Again, nothing here is by accident. Bags with text saying “Thank you for shopping here!” can be found around the world and clutter every nation. The message, “Thank you for shopping” is not unlike George W. Bush’s message to the American people after 9/11. Bowie’s a businessman, an entertainer: he provides product to consumers. He’s not exempt from any anti-consumerist message, and his hands are no cleaner than anyone else’s. There’s another chunk of text in the shot that’s telling us something: Bowie’s t-shirt says, m/s Song of Norway.
So, just to recap:
he’s wearing a shirt
advertising a cruise ship (cruises being the easiest and most homogenized way to travel)
named after a Hollywood musical (starring Florence Henderson before she became Mrs. Brady)

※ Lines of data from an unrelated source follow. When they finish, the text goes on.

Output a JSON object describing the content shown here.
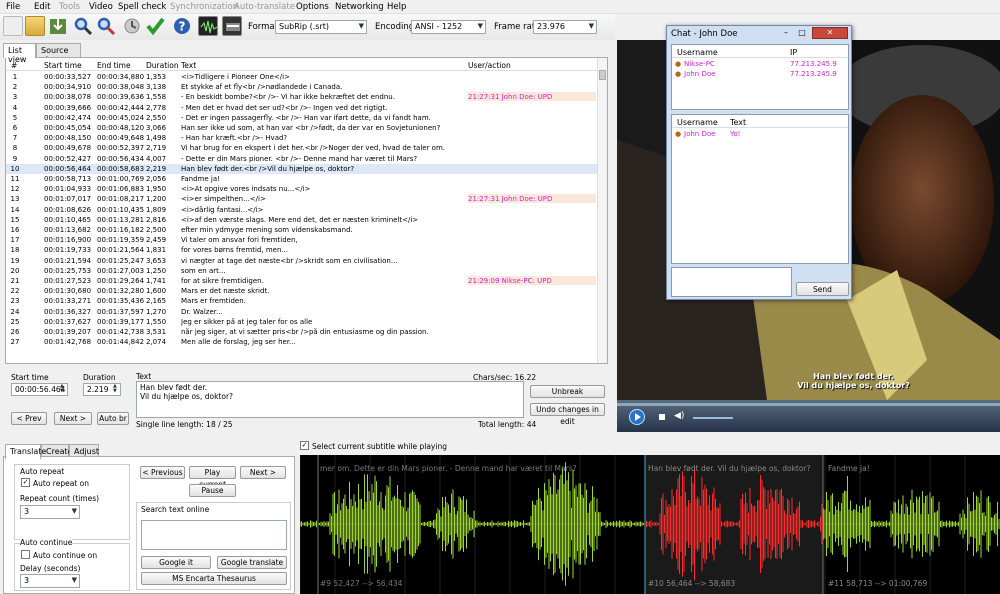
{
  "menu": [
    "File",
    "Edit",
    "Tools",
    "Video",
    "Spell check",
    "Synchronization",
    "Auto-translate",
    "Options",
    "Networking",
    "Help"
  ],
  "menu_disabled": [
    false,
    false,
    true,
    false,
    false,
    true,
    true,
    false,
    false,
    false
  ],
  "toolbar": {
    "format_label": "Format",
    "format_value": "SubRip (.srt)",
    "encoding_label": "Encoding",
    "encoding_value": "ANSI - 1252",
    "framerate_label": "Frame rate",
    "framerate_value": "23.976"
  },
  "tabs": {
    "list": "List view",
    "source": "Source view"
  },
  "columns": {
    "num": "#",
    "start": "Start time",
    "end": "End time",
    "dur": "Duration",
    "text": "Text",
    "ua": "User/action"
  },
  "rows": [
    [
      "1",
      "00:00:33,527",
      "00:00:34,880",
      "1,353",
      "<i>Tidligere i Pioneer One</i>",
      ""
    ],
    [
      "2",
      "00:00:34,910",
      "00:00:38,048",
      "3,138",
      "Et stykke af et fly<br />nødlandede i Canada.",
      ""
    ],
    [
      "3",
      "00:00:38,078",
      "00:00:39,636",
      "1,558",
      "- En beskidt bombe?<br />- Vi har ikke bekræftet det endnu.",
      "21:27:31 John Doe: UPD"
    ],
    [
      "4",
      "00:00:39,666",
      "00:00:42,444",
      "2,778",
      "- Men det er hvad det ser ud?<br />- Ingen ved det rigtigt.",
      ""
    ],
    [
      "5",
      "00:00:42,474",
      "00:00:45,024",
      "2,550",
      "- Det er ingen passagerfly. <br />- Han var iført dette, da vi fandt ham.",
      ""
    ],
    [
      "6",
      "00:00:45,054",
      "00:00:48,120",
      "3,066",
      "Han ser ikke ud som, at han var <br />født, da der var en Sovjetunionen?",
      ""
    ],
    [
      "7",
      "00:00:48,150",
      "00:00:49,648",
      "1,498",
      "- Han har kræft.<br />- Hvad?",
      ""
    ],
    [
      "8",
      "00:00:49,678",
      "00:00:52,397",
      "2,719",
      "Vi har brug for en ekspert i det her.<br />Noger der ved, hvad de taler om.",
      ""
    ],
    [
      "9",
      "00:00:52,427",
      "00:00:56,434",
      "4,007",
      "- Dette er din Mars pioner. <br />- Denne mand har været til Mars?",
      ""
    ],
    [
      "10",
      "00:00:56,464",
      "00:00:58,683",
      "2,219",
      "Han blev født der.<br />Vil du hjælpe os, doktor?",
      ""
    ],
    [
      "11",
      "00:00:58,713",
      "00:01:00,769",
      "2,056",
      "Fandme ja!",
      ""
    ],
    [
      "12",
      "00:01:04,933",
      "00:01:06,883",
      "1,950",
      "<i>At opgive vores indsats nu...</i>",
      ""
    ],
    [
      "13",
      "00:01:07,017",
      "00:01:08,217",
      "1,200",
      "<i>er simpelthen...</i>",
      "21:27:31 John Doe: UPD"
    ],
    [
      "14",
      "00:01:08,626",
      "00:01:10,435",
      "1,809",
      "<i>dårlig fantasi...</i>",
      ""
    ],
    [
      "15",
      "00:01:10,465",
      "00:01:13,281",
      "2,816",
      "<i>af den værste slags. Mere end det, det er næsten kriminelt</i>",
      ""
    ],
    [
      "16",
      "00:01:13,682",
      "00:01:16,182",
      "2,500",
      "efter min ydmyge mening som videnskabsmand.",
      ""
    ],
    [
      "17",
      "00:01:16,900",
      "00:01:19,359",
      "2,459",
      "Vi taler om ansvar fori fremtiden,",
      ""
    ],
    [
      "18",
      "00:01:19,733",
      "00:01:21,564",
      "1,831",
      "for vores børns fremtid, men...",
      ""
    ],
    [
      "19",
      "00:01:21,594",
      "00:01:25,247",
      "3,653",
      "vi nægter at tage det næste<br />skridt som en civilisation...",
      ""
    ],
    [
      "20",
      "00:01:25,753",
      "00:01:27,003",
      "1,250",
      "som en art...",
      ""
    ],
    [
      "21",
      "00:01:27,523",
      "00:01:29,264",
      "1,741",
      "for at sikre fremtidigen.",
      "21:29:09 Nikse-PC: UPD"
    ],
    [
      "22",
      "00:01:30,680",
      "00:01:32,280",
      "1,600",
      "Mars er det næste skridt.",
      ""
    ],
    [
      "23",
      "00:01:33,271",
      "00:01:35,436",
      "2,165",
      "Mars er fremtiden.",
      ""
    ],
    [
      "24",
      "00:01:36,327",
      "00:01:37,597",
      "1,270",
      "Dr. Walzer...",
      ""
    ],
    [
      "25",
      "00:01:37,627",
      "00:01:39,177",
      "1,550",
      "Jeg er sikker på at jeg taler for os alle",
      ""
    ],
    [
      "26",
      "00:01:39,207",
      "00:01:42,738",
      "3,531",
      "når jeg siger, at vi sætter pris<br />på din entusiasme og din passion.",
      ""
    ],
    [
      "27",
      "00:01:42,768",
      "00:01:44,842",
      "2,074",
      "Men alle de forslag, jeg ser her...",
      ""
    ]
  ],
  "editor": {
    "start_label": "Start time",
    "start_value": "00:00:56.464",
    "dur_label": "Duration",
    "dur_value": "2.219",
    "text_label": "Text",
    "text_line1": "Han blev født der.",
    "text_line2": "Vil du hjælpe os, doktor?",
    "chars_sec": "Chars/sec: 16.22",
    "single_line": "Single line length: 18 / 25",
    "total_length": "Total length: 44",
    "prev": "< Prev",
    "next": "Next >",
    "auto_br": "Auto br",
    "unbreak": "Unbreak",
    "undo": "Undo changes in edit"
  },
  "chat": {
    "title": "Chat - John Doe",
    "users_col": "Username",
    "ip_col": "IP",
    "users": [
      {
        "name": "Nikse-PC",
        "ip": "77.213.245.9"
      },
      {
        "name": "John Doe",
        "ip": "77.213.245.9"
      }
    ],
    "msg_user_col": "Username",
    "msg_text_col": "Text",
    "messages": [
      {
        "user": "John Doe",
        "text": "Yo!"
      }
    ],
    "send": "Send"
  },
  "video": {
    "subtitle_line1": "Han blev født der.",
    "subtitle_line2": "Vil du hjælpe os, doktor?"
  },
  "bottom": {
    "tabs": [
      "Translate",
      "Create",
      "Adjust"
    ],
    "select_current": "Select current subtitle while playing",
    "auto_repeat": "Auto repeat",
    "auto_repeat_on": "Auto repeat on",
    "repeat_count": "Repeat count (times)",
    "repeat_value": "3",
    "auto_continue": "Auto continue",
    "auto_continue_on": "Auto continue on",
    "delay": "Delay (seconds)",
    "delay_value": "3",
    "previous": "< Previous",
    "play_current": "Play current",
    "next": "Next >",
    "pause": "Pause",
    "search_online": "Search text online",
    "google_it": "Google it",
    "google_translate": "Google translate",
    "ms_encarta": "MS Encarta Thesaurus"
  },
  "waveform": {
    "labels": [
      {
        "top": "mer om. Dette er din Mars pioner. - Denne mand har været til Mars?",
        "bottom": "#9  52,427 --> 56,434"
      },
      {
        "top": "Han blev født der. Vil du hjælpe os, doktor?",
        "bottom": "#10  56,464 --> 58,683"
      },
      {
        "top": "Fandme ja!",
        "bottom": "#11  58,713 --> 01:00,769"
      }
    ]
  }
}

named after an operetta (for people who find opera too much to handle)
based on a play
about composer Edvard Grieg, and his drive to create music that contributed positively and meaningfully to the national identity of his homeland.
Which really has to be a nod to how a musician creates something and it travels through time like words in a game of whisper down the lane, and eventually you have no way of knowing how you will be remembered or what your impact will be. You can go nearly mad writing “In The Hall Of The Mountain King,” and two hundred years later your music is on Bugs Bunny cartoons and your lasting tribute is a mode of travel for the terminally lazy.
(Oh, snap, I said that. I guess nobody’s giving me free cruise tickets now.)
What? Maybe Bowie always wears his cruise ship t-shirts when he’s just hanging out in the studio? Yeah. Right. The guy did a fashion ad campaign for Gucci, for God’s sake. I don’t think he leaves the house without four hours of planning and several drafts.
However, the last place where we see Bowie is not standing back against the wall with marketing copy. We see him as one of the faces on the conjoined-twin baby doll. After the woman removes her face from the projection, he steps back, but hesitates for a few seconds, as if reluctant to leave. It is as if Mr. Bowie is more comfortable being part of the image he creates than a person in real life.
Mr. B, like his own video, and the fake diamond at the beginning, is multifaceted and not without flaw. But, he’s pretty when the light hits him right, he’s here to entertain you and make you think. and, like a real diamond, he endures.
Yay, timely critical analysis of a short film, whoooohoooo! I gotta go read Ubu Roi now.